Als Peter Schaller das Diktat beendet hatte, las er den gesamten Text ein zweites Mal vor. Beim Vorlesen des Textes entstand bereits eine Unruhe, dessen Herd er beim Kosovaren vermutete. Er ging auf dessen Tisch zu und schlug mit der flachen Hand darauf. Er schaute dem kosovarischen Jungen tief in die Augen und sagte dann, durch die Zähne gepresst: „Aufpassen!“

Mit Müh und Not schaffte Schaller es, die Konzentration für den Rest der Stunde hoch zu halten.

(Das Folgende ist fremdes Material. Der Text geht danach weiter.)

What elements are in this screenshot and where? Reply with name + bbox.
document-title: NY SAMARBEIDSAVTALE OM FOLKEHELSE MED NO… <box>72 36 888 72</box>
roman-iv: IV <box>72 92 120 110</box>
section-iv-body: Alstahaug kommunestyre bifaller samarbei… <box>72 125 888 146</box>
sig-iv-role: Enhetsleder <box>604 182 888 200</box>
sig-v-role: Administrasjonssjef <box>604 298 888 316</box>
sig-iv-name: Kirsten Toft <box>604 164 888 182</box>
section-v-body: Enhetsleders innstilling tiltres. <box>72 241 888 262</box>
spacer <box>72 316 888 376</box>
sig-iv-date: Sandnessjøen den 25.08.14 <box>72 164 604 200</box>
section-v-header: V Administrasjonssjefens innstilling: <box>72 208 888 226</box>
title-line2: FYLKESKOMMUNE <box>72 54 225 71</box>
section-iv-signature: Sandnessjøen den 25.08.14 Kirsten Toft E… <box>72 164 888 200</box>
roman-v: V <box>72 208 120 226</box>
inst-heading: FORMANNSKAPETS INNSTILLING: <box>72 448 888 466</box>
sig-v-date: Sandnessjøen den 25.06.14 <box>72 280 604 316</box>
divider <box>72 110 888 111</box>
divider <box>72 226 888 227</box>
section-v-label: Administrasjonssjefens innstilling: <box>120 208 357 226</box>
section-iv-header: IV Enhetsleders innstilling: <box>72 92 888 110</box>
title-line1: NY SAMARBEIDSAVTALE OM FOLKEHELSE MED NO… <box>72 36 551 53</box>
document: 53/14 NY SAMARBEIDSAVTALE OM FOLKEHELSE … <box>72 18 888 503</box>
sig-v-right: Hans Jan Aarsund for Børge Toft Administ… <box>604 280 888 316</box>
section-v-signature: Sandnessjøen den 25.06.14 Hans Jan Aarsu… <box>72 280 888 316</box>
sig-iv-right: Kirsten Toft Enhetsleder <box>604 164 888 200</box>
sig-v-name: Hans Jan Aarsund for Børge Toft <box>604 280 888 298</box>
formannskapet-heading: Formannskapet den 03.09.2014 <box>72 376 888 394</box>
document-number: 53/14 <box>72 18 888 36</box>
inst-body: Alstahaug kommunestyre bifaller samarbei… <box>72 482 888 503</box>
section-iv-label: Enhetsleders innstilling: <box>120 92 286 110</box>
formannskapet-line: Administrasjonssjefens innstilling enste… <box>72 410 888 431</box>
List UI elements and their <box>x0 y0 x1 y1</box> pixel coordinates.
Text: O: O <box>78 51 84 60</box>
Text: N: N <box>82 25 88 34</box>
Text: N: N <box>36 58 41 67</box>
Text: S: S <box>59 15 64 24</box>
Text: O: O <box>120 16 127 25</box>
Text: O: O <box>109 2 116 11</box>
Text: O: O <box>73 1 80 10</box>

Als die Glocke zur Pause ertönte, entwich sowohl aus Schallers als auch der Kinder Körper schlagartig die gesamte Anspannung. Das Werk war vollbracht. Er hatte seine Autorität bewahrt. Aber auch hier kam keine Form des Stolzes auf. Warum nicht? Weil er keinen der Schüler zum Umdenken bewegt hatte. Sie reagierten nur auf Härte und Unnachgiebigkeit. Mit eiserner Strenge konnte man sie dazu bewegen, eine gewisse Form der Disziplin zu wahren, da sie diesen Unterrichtsstil aus ihren Herkunftsländern gewohnt waren. Aber, so hatte Frau Göpel in einer Lehrerkonferenz erklärt, das eigentliche Ziel sei es ja nicht, die allzu autokratische Bildungskultur ihrer Heimatländer nachzuahmen, sondern ihnen den demokratischen Erziehungsstil angedeihen zu lassen, was ungleich schwerer, und vor allem zeitaufwändiger war. In einer Einzelstunde, noch dazu in einer Vertretung, konnte man dies nicht bewerkstelligen, und so wählte Schaller jedes Mal den Weg des geringsten Widerstands: Härte.

Schaller verließ den Raum grußlos, und begegnete auf dem Flur der Ablöse für die Folgestunde.
„Und, wie sind die Kinder drauf?“, fragt Frau Dräger gut gelaunt.
In zehn Minuten vom Linksliberalen zum AfD-Wähler, wollte Schaller bemerken, aber er kannte Frau Dräger als relativ humorlose Kollegin, bar jeder Selbstironie, und so sagte er, dass alles in Ordnung gewesen wäre.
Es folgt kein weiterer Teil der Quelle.